You’re Not an Incompetent, Inadequate Failure

This is what I had to tell myself over and over yesterday.

Ever have one of those days where it feels like you can’t get anything right?  Mondays naturally feel like that.

I felt very forgetful, dropping balls left and right.

I am pretty good at rolling with the punches and just allowing myself to laugh things off.  The negative chatter had not started in my head.  I just laughed things off until…..

I lost my homework.  Jeremy and I are starting the 30 hours of classes to foster/adopt.  More on this dream later and how it is starting to come true.  So these classes have dozens and dozens of pages of questions for  the application process.  In the 90’s there was no homework, classes etc so I am very happy that they started this for the protection of these vulnerable children.  The homework has taken several hours.   I am thankful that I had turned in the first half.  My second half- I only had a couple pages left before finishing it.

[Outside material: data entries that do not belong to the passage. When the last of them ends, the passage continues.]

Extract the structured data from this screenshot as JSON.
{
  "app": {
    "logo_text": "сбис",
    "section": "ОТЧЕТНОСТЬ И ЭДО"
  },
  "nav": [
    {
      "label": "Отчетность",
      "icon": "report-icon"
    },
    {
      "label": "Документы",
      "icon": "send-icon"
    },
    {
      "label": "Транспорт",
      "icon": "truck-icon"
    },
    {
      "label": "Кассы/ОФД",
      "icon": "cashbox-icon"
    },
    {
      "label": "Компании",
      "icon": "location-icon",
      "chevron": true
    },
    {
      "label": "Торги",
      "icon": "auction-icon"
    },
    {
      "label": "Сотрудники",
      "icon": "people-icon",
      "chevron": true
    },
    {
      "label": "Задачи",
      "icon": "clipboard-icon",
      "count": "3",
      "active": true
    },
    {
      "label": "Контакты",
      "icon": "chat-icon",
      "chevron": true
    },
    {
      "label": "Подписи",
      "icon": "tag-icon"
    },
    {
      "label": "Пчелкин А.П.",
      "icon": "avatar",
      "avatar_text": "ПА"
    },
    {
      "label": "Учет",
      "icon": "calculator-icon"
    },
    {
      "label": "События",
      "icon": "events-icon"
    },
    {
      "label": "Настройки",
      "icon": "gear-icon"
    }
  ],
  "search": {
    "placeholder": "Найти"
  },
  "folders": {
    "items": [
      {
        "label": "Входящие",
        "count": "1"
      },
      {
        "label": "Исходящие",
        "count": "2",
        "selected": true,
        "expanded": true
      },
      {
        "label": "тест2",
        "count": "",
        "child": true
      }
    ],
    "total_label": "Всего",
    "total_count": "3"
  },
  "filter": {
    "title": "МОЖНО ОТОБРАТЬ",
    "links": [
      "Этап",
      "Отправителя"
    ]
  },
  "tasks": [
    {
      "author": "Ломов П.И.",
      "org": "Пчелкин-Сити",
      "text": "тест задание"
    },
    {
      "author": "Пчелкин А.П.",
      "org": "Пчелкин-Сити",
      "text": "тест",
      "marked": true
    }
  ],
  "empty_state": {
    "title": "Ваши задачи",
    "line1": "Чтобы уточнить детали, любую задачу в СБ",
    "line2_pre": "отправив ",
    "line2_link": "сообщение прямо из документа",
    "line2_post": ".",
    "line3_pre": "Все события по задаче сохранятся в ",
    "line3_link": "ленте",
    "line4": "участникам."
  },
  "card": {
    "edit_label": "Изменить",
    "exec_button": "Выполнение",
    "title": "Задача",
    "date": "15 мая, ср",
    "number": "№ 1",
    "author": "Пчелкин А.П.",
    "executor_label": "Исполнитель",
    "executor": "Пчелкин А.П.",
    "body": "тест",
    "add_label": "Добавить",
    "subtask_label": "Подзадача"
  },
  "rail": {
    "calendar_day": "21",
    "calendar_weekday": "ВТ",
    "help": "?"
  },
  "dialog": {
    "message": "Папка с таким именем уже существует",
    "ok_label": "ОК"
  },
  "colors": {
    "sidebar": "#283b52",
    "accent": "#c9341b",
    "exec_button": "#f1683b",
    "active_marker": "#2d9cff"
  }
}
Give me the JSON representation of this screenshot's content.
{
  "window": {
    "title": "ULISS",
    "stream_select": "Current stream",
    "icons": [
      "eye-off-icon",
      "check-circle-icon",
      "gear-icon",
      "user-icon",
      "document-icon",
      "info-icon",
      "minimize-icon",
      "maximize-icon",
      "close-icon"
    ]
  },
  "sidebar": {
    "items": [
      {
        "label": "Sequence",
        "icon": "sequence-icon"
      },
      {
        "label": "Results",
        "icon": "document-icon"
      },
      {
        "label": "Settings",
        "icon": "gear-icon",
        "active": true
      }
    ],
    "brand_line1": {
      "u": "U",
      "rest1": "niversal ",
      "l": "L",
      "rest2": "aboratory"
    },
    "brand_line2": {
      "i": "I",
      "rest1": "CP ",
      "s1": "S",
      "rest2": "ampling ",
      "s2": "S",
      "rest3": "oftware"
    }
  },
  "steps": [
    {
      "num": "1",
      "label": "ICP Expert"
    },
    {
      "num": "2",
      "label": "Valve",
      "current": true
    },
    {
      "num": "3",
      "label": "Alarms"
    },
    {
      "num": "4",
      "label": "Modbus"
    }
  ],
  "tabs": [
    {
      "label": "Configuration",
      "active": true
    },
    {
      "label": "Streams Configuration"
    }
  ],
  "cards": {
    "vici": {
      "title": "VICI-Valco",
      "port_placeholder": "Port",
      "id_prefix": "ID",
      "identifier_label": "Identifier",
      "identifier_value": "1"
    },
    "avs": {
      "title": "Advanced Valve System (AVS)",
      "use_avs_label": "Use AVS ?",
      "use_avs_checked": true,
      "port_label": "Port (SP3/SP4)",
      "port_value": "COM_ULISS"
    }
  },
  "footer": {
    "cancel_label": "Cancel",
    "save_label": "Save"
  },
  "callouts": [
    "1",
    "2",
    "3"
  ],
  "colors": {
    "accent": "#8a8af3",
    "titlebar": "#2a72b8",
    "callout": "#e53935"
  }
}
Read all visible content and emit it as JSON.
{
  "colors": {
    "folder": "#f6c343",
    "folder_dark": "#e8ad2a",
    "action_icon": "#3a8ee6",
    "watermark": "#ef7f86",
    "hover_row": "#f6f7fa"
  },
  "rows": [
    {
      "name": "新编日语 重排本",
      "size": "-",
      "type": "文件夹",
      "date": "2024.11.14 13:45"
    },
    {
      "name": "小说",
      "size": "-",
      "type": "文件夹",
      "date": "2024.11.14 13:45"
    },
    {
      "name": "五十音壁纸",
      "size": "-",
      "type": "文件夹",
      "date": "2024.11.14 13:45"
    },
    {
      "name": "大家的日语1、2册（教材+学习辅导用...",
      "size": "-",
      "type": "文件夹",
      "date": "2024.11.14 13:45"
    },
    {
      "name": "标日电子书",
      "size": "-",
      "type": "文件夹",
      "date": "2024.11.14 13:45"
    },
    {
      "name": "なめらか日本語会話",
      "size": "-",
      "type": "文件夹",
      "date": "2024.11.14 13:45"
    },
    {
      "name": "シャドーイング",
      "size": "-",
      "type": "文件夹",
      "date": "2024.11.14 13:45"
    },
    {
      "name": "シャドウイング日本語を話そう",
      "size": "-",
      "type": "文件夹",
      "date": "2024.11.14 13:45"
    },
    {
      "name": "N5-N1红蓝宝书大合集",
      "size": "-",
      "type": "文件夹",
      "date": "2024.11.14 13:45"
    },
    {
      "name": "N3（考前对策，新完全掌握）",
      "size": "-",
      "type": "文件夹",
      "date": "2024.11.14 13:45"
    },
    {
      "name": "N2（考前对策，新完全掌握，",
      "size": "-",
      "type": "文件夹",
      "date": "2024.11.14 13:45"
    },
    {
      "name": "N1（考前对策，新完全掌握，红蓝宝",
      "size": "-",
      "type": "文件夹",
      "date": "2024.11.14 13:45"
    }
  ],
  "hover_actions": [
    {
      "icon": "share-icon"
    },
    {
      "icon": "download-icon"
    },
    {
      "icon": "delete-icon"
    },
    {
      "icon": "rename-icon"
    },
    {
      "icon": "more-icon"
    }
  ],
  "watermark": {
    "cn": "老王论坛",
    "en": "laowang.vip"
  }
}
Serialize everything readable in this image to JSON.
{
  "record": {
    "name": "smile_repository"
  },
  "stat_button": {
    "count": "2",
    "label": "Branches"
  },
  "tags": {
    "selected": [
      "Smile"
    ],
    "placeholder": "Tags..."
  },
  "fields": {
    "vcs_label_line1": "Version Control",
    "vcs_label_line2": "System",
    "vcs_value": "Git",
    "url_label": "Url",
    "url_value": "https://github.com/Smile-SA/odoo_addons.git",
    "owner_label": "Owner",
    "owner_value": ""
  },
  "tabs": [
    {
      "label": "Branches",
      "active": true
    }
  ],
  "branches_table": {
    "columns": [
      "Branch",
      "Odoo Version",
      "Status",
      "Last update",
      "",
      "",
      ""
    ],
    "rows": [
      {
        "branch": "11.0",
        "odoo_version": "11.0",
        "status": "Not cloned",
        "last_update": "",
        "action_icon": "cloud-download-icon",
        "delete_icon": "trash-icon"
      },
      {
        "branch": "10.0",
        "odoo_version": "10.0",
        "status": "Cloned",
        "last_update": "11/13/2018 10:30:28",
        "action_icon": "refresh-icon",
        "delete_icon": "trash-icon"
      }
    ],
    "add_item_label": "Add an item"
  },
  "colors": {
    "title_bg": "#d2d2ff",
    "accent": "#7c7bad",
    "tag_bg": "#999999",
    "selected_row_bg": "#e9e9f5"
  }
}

My only guess is that I left it on the bathroom counter after the class.

My first response is to let it slide.  No biggie, just ask for a new one and do it again.  But then the negative chatter comes.

  • “how can you lose this?”
  • “you suck at managing papers”
  • “details are not your thing”
  • “you should be more organized”
  • “think they are going to allow you to adopt if you can’t even keep track of the application”
Since I have been purposefully pursuing emotional growth I recognize when I am broading the negative mental train a lot sooner than I used to.  Sometimes it would be half hour to hours later that I recognize these lies that I am believing.
As these negative thoughts play on repeat,  I have to tell myself a different set of statements.  These are statements of truth and of love.  Truths that I believe God says about me:
  • “it is ok”
  • “you can get a new packet”
  • “you are a human who makes mistakes”
  • “you can’t be perfect nor should you try to be”
  • “you juggle so many things- it is normal that you would drop some things”
  • “Give yourself grace” (I try to give lots of grace to others but rarely give myself that same grace)
  • “you are still loved by God and your family and friends”
  • “these kids need a forever family so they can know everything will be ok- filling out this form is ABSOLUTELY worth the time and effort)
I wish I can say this inner turmoil/battle of negative thoughts ended after 10 minutes.  It did not.  I had to repeatedly go to God in prayer several times, over and over for the rest of the evening.  The negative thoughts would creep in uninvited.  I would have to ask Jesus to help me.  
I share this because I know I am not alone.  We all deal with feeling incompetent and inadequate.   You are not those things.  You are loved and pursued by God.  Jesus wants to have a personal relationship with you.  He wants to teach you what He believes about you.  He wants to help you write a better story than the one of defeat and a discouragement that you are currently living.
My Monday could have started with allowing this negative tape (if you grew up in the 80’s you know what a cassette tape is) to keep playing but I am instead going to find joy today and find ways to lift up others.  
2 things that got me giggling this morning:
  1. I imagined joking with the foster care director, “Could I get another packet?  Don’t worry I take care of kids better than I manage papers.”  I opted not really sending this. 😉
  2. Buddy (5year old son)  crawled into bed last night.  Minutes later my 7 year old daughter came too due to a scary dream.  I knew the bed of 4 would be too full for me so I decided to go sleep in my son’s bed.  This morning I asked, “Buddy did you have a bad dream last night?”  My son replied, “No, I just peed my bed.”  Guess I did not notice the damp sheets.  Up until that point I really enjoyed his comfy bed and struggling with his Toy Story blanket.  
Life is too short to stay negative so choosing to laugh.